Reputation: 15843
I'd like to use pivot_table
to show an arbitrary value of a column in each cell. For example, given a DataFrame
like this:
df = pd.DataFrame({'x': ['x1', 'x1', 'x2'],
'y': ['a', 'b', 'c']})
To count the values of y
for each value of x
:
df.pivot_table(index='x', values='y', aggfunc=len)
y
x
x1 2
x2 1
So in place of [2, 1]
, I'd like to get ['a', 'c']
or ['b', 'c']
.
I tried these approaches, but all produce errors (notebook):
df.pivot_table(index='x', values='y', aggfunc=sample)
df.pivot_table(index='x', values='y', aggfunc=head)
df.pivot_table(index='x', values='y', aggfunc=lambda x: x[0])
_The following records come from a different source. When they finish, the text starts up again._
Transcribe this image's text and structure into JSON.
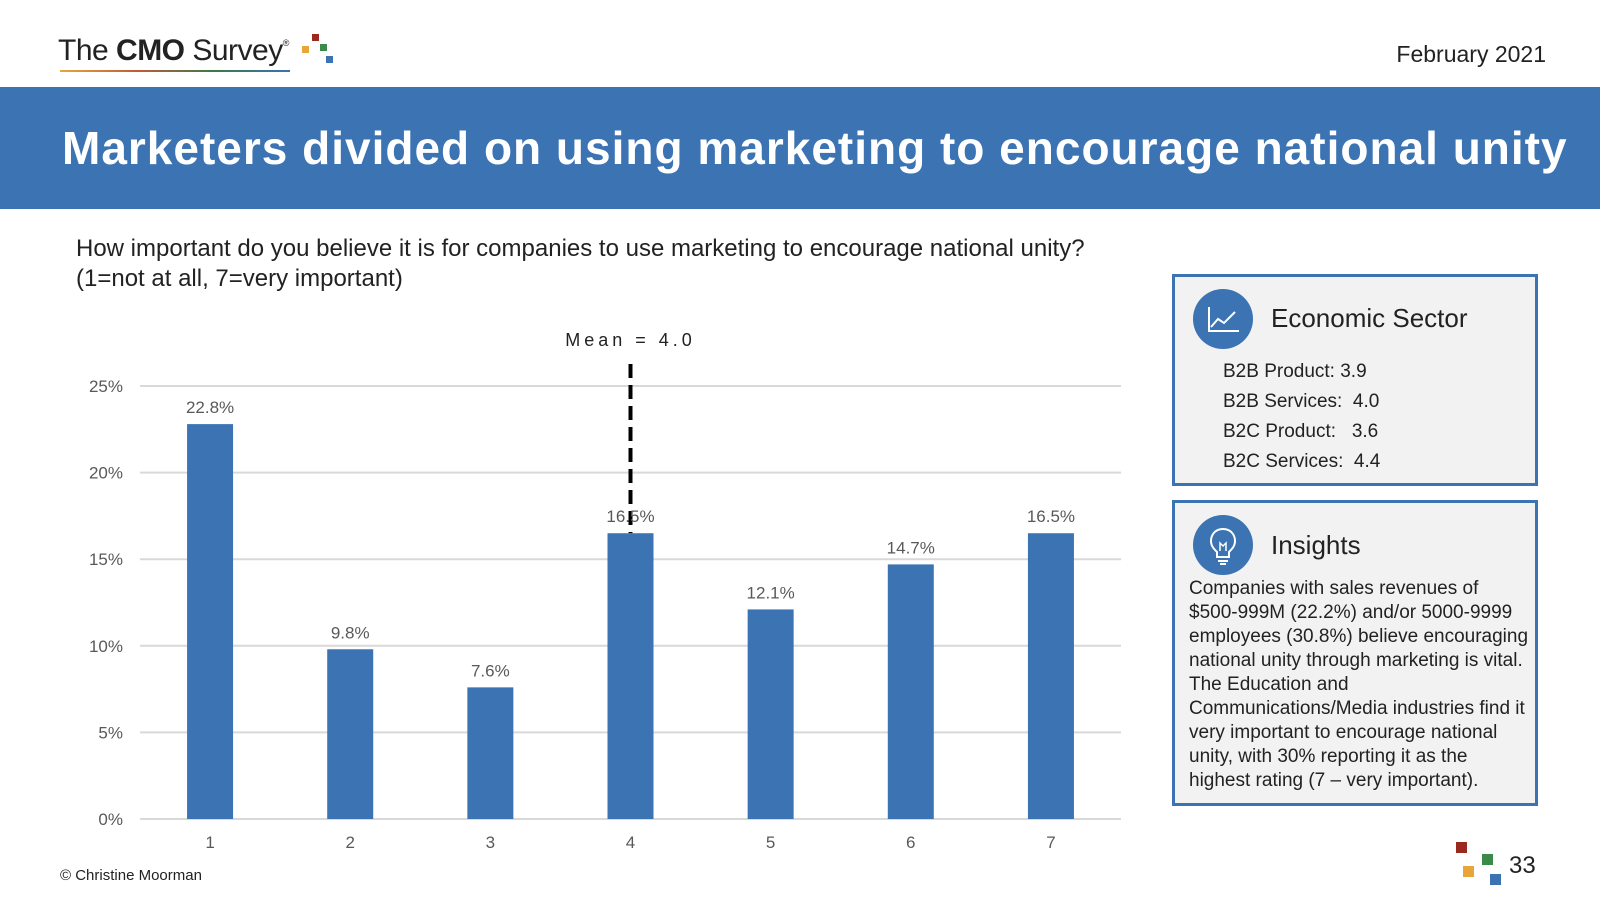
{
  "header": {
    "logo": {
      "prefix": "The ",
      "bold": "CMO",
      "suffix": " Survey",
      "reg": "®"
    },
    "date": "February 2021"
  },
  "banner": {
    "title": "Marketers divided on using marketing to encourage national unity"
  },
  "question": "How important do you believe it is for companies to use marketing to encourage national unity? (1=not at all, 7=very important)",
  "chart_data": {
    "type": "bar",
    "categories": [
      "1",
      "2",
      "3",
      "4",
      "5",
      "6",
      "7"
    ],
    "values": [
      22.8,
      9.8,
      7.6,
      16.5,
      12.1,
      14.7,
      16.5
    ],
    "data_labels": [
      "22.8%",
      "9.8%",
      "7.6%",
      "16.5%",
      "12.1%",
      "14.7%",
      "16.5%"
    ],
    "y_ticks": [
      0,
      5,
      10,
      15,
      20,
      25
    ],
    "y_tick_labels": [
      "0%",
      "5%",
      "10%",
      "15%",
      "20%",
      "25%"
    ],
    "ylim": [
      0,
      25
    ],
    "title": "",
    "xlabel": "",
    "ylabel": "",
    "grid": true,
    "bar_color": "#3b73b3",
    "mean_line": {
      "category": "4",
      "label": "Mean = 4.0"
    }
  },
  "sector_box": {
    "title": "Economic Sector",
    "icon": "line-chart-icon",
    "rows": [
      "B2B Product: 3.9",
      "B2B Services:  4.0",
      "B2C Product:   3.6",
      "B2C Services:  4.4"
    ]
  },
  "insights_box": {
    "title": "Insights",
    "icon": "lightbulb-icon",
    "text": "Companies with sales revenues of $500-999M (22.2%) and/or 5000-9999 employees (30.8%) believe encouraging national unity through marketing is vital. The Education and Communications/Media industries find it very important to encourage national unity, with 30% reporting it as the highest rating (7 – very important)."
  },
  "footer": {
    "copyright": "© Christine Moorman",
    "page_number": "33"
  },
  "colors": {
    "accent": "#3b73b3",
    "logo_squares": [
      "#9b2a1e",
      "#e8a63a",
      "#3a8a4a",
      "#3b73b3"
    ]
  }
}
Per https://stackoverflow.com/a/38982172/1840471, an alternative is using groupby
and agg
, and this produces the desired result in this case:
df.groupby(['x']).y.agg('head')
However, I'm looking to use pivot_table
because my full use case involves getting values in rows and columns.
Upvotes: 1
Views: 981
Reputation: 25259
How about using first
as follows:
df.pivot_table(index='x', values='y', aggfunc='first')
Out[67]:
y
x
x1 a
x2 c
Upvotes: 1